La Magna Carta de 1215, ou le début de l’état de droit

Moderne moderne (The Shakespeare Blog)
La Magna Carta est le premier antécédent de la reconnaissance des droits du Roi à ses sujets, et marque un jalon pour le début de l’Ère Moderne (The Shakespeare Blog)
La Magna Carta est le premier antécédent de la reconnaissance des droits du Roi à ses sujets, et marque un jalon pour le début de l’Ère Moderne (The Shakespeare Blog)

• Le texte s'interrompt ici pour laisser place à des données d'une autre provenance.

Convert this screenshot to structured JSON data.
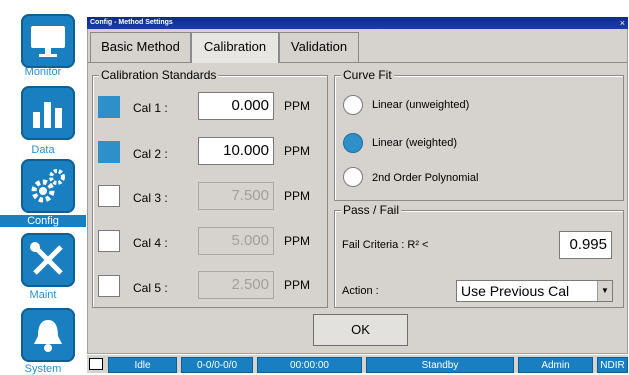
{
  "nav": [
    {
      "label": "Monitor",
      "icon": "monitor-icon"
    },
    {
      "label": "Data",
      "icon": "bar-chart-icon"
    },
    {
      "label": "Config",
      "icon": "gears-icon",
      "selected": true
    },
    {
      "label": "Maint",
      "icon": "wrench-screwdriver-icon"
    },
    {
      "label": "System",
      "icon": "bell-icon"
    }
  ],
  "dialog": {
    "title": "Config - Method Settings",
    "close": "×"
  },
  "tabs": [
    {
      "label": "Basic Method"
    },
    {
      "label": "Calibration",
      "active": true
    },
    {
      "label": "Validation"
    }
  ],
  "cal_standards": {
    "title": "Calibration Standards",
    "unit": "PPM",
    "rows": [
      {
        "label": "Cal 1 :",
        "value": "0.000",
        "checked": true,
        "enabled": true
      },
      {
        "label": "Cal 2 :",
        "value": "10.000",
        "checked": true,
        "enabled": true
      },
      {
        "label": "Cal 3 :",
        "value": "7.500",
        "checked": false,
        "enabled": false
      },
      {
        "label": "Cal 4 :",
        "value": "5.000",
        "checked": false,
        "enabled": false
      },
      {
        "label": "Cal 5 :",
        "value": "2.500",
        "checked": false,
        "enabled": false
      }
    ]
  },
  "curve_fit": {
    "title": "Curve Fit",
    "options": [
      {
        "label": "Linear (unweighted)",
        "selected": false
      },
      {
        "label": "Linear (weighted)",
        "selected": true
      },
      {
        "label": "2nd Order Polynomial",
        "selected": false
      }
    ]
  },
  "pass_fail": {
    "title": "Pass / Fail",
    "criteria_label": "Fail Criteria : R² <",
    "criteria_value": "0.995",
    "action_label": "Action :",
    "action_value": "Use Previous Cal"
  },
  "ok_label": "OK",
  "status": [
    "Idle",
    "0-0/0-0/0",
    "00:00:00",
    "Standby",
    "Admin",
    "NDIR"
  ],
  "colors": {
    "accent": "#1a7fc1",
    "checked": "#2f8fc9",
    "dialog_bg": "#d6d3ce"
  }
}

EnglishPor Roberto Sánchez Sources

La Magna Carta de 1215 représente un morceau d’histoire qui signifie, pour le la pensée contemporaine, une avancée civilisationnelle très pertinente de divers points de vue. À cet égard, le médiéviste Jacques Le Goff soutient que c’est l’un de ces instruments qui ont permis le pouvoir monarchique modéré dans l’Angleterre du XIIIe siècle, en collaborant avec lui pour fournir, au cours du temps, la nécessité d’équilibrer le politique, et constituant une véritable limite à la souveraineté réelle en ce qui concerne l’usage, et l’abus, beaucoup de fois, de leurs pouvoirs vis-à-vis de leurs sujets, et en particulier, de ces sujets « barons », « ecclésiastiques » et même « bourgeois ». (1971, p. 225).

Dans une perspective similaire, l’historien espagnol Emilio Mitre soutient que la Magna Carta est un processus de maturation politique qui commence à voir un profil d’État protoconstitucionales ou à construire les premiers profils d’une monarchie constitutionnelle (1999, page 294).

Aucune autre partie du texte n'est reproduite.